A fixture in historically black college athletics, Doug Porter forged an indelible coaching and administrative career for more than fifty years.
In 1961, Porter accepted his first head coaching job at Mississippi Valley State University, where he turned around a program that had not had a winning season in five years before his third season in 1963. He then served as Eddie Robinson’s assistant at Grambling State for nine seasons and later took the helm at Howard from 1974-78. After Fort Valley State University hired him in 1979, it took Porter only one season to lead the Wildcats to a conference title. He led his teams to six Southern Intercollegiate Athletic Conference titles and two NCAA playoff appearances. He boasts only five losing seasons in 26 years as a head coach.
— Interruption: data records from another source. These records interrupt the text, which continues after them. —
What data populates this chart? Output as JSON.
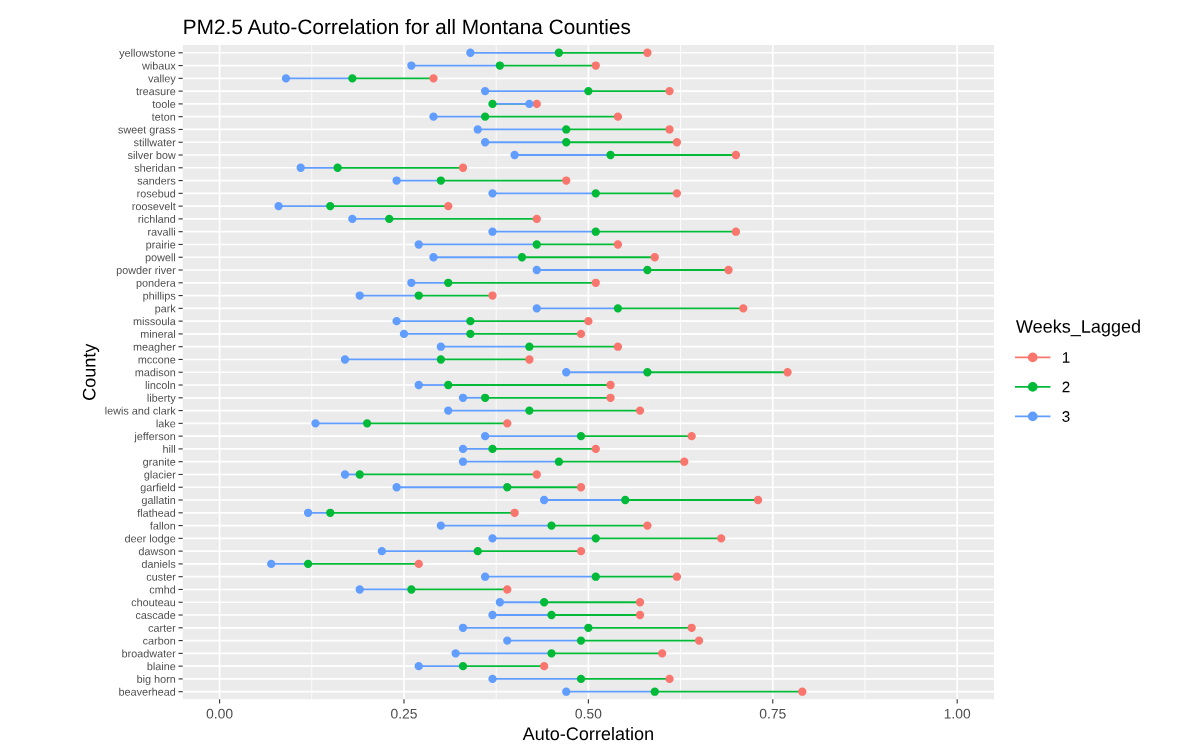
{
  "chart_data": {
    "type": "scatter",
    "orientation": "horizontal",
    "title": "PM2.5 Auto-Correlation for all Montana Counties",
    "xlabel": "Auto-Correlation",
    "ylabel": "County",
    "legend_title": "Weeks_Lagged",
    "legend": "right",
    "grid": true,
    "marker": "circle",
    "categories": [
      "yellowstone",
      "wibaux",
      "valley",
      "treasure",
      "toole",
      "teton",
      "sweet grass",
      "stillwater",
      "silver bow",
      "sheridan",
      "sanders",
      "rosebud",
      "roosevelt",
      "richland",
      "ravalli",
      "prairie",
      "powell",
      "powder river",
      "pondera",
      "phillips",
      "park",
      "missoula",
      "mineral",
      "meagher",
      "mccone",
      "madison",
      "lincoln",
      "liberty",
      "lewis and clark",
      "lake",
      "jefferson",
      "hill",
      "granite",
      "glacier",
      "garfield",
      "gallatin",
      "flathead",
      "fallon",
      "deer lodge",
      "dawson",
      "daniels",
      "custer",
      "cmhd",
      "chouteau",
      "cascade",
      "carter",
      "carbon",
      "broadwater",
      "blaine",
      "big horn",
      "beaverhead"
    ],
    "xlim": [
      -0.05,
      1.05
    ],
    "xticks": [
      {
        "value": 0,
        "label": "0.00"
      },
      {
        "value": 0.25,
        "label": "0.25"
      },
      {
        "value": 0.5,
        "label": "0.50"
      },
      {
        "value": 0.75,
        "label": "0.75"
      },
      {
        "value": 1,
        "label": "1.00"
      }
    ],
    "series": [
      {
        "name": "1",
        "color": "#f8766d",
        "values": [
          0.58,
          0.51,
          0.29,
          0.61,
          0.43,
          0.54,
          0.61,
          0.62,
          0.7,
          0.33,
          0.47,
          0.62,
          0.31,
          0.43,
          0.7,
          0.54,
          0.59,
          0.69,
          0.51,
          0.37,
          0.71,
          0.5,
          0.49,
          0.54,
          0.42,
          0.77,
          0.53,
          0.53,
          0.57,
          0.39,
          0.64,
          0.51,
          0.63,
          0.43,
          0.49,
          0.73,
          0.4,
          0.58,
          0.68,
          0.49,
          0.27,
          0.62,
          0.39,
          0.57,
          0.57,
          0.64,
          0.65,
          0.6,
          0.44,
          0.61,
          0.79
        ]
      },
      {
        "name": "2",
        "color": "#00ba38",
        "values": [
          0.46,
          0.38,
          0.18,
          0.5,
          0.37,
          0.36,
          0.47,
          0.47,
          0.53,
          0.16,
          0.3,
          0.51,
          0.15,
          0.23,
          0.51,
          0.43,
          0.41,
          0.58,
          0.31,
          0.27,
          0.54,
          0.34,
          0.34,
          0.42,
          0.3,
          0.58,
          0.31,
          0.36,
          0.42,
          0.2,
          0.49,
          0.37,
          0.46,
          0.19,
          0.39,
          0.55,
          0.15,
          0.45,
          0.51,
          0.35,
          0.12,
          0.51,
          0.26,
          0.44,
          0.45,
          0.5,
          0.49,
          0.45,
          0.33,
          0.49,
          0.59
        ]
      },
      {
        "name": "3",
        "color": "#619cff",
        "values": [
          0.34,
          0.26,
          0.09,
          0.36,
          0.42,
          0.29,
          0.35,
          0.36,
          0.4,
          0.11,
          0.24,
          0.37,
          0.08,
          0.18,
          0.37,
          0.27,
          0.29,
          0.43,
          0.26,
          0.19,
          0.43,
          0.24,
          0.25,
          0.3,
          0.17,
          0.47,
          0.27,
          0.33,
          0.31,
          0.13,
          0.36,
          0.33,
          0.33,
          0.17,
          0.24,
          0.44,
          0.12,
          0.3,
          0.37,
          0.22,
          0.07,
          0.36,
          0.19,
          0.38,
          0.37,
          0.33,
          0.39,
          0.32,
          0.27,
          0.37,
          0.47
        ]
      }
    ]
  }
}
The Memphis, Tenn., native and seven-time SIAC Coach of the Year served as Fort Valley’s athletics director for 16 years. He also acted as chairman of the Division II Football Committee and as president of the National Athletic Steering Committee.
Porter returned to Grambling in 1997, becoming an advisor to former GSU coaches Doug Williams (a 2001 player inductee into the College Football Hall of Fame) and Melvin Spears and current coach Rod Broadway. Porter currently assists in the efforts to establish a museum in Hall of Fame Coach Eddie Robinson’s honor.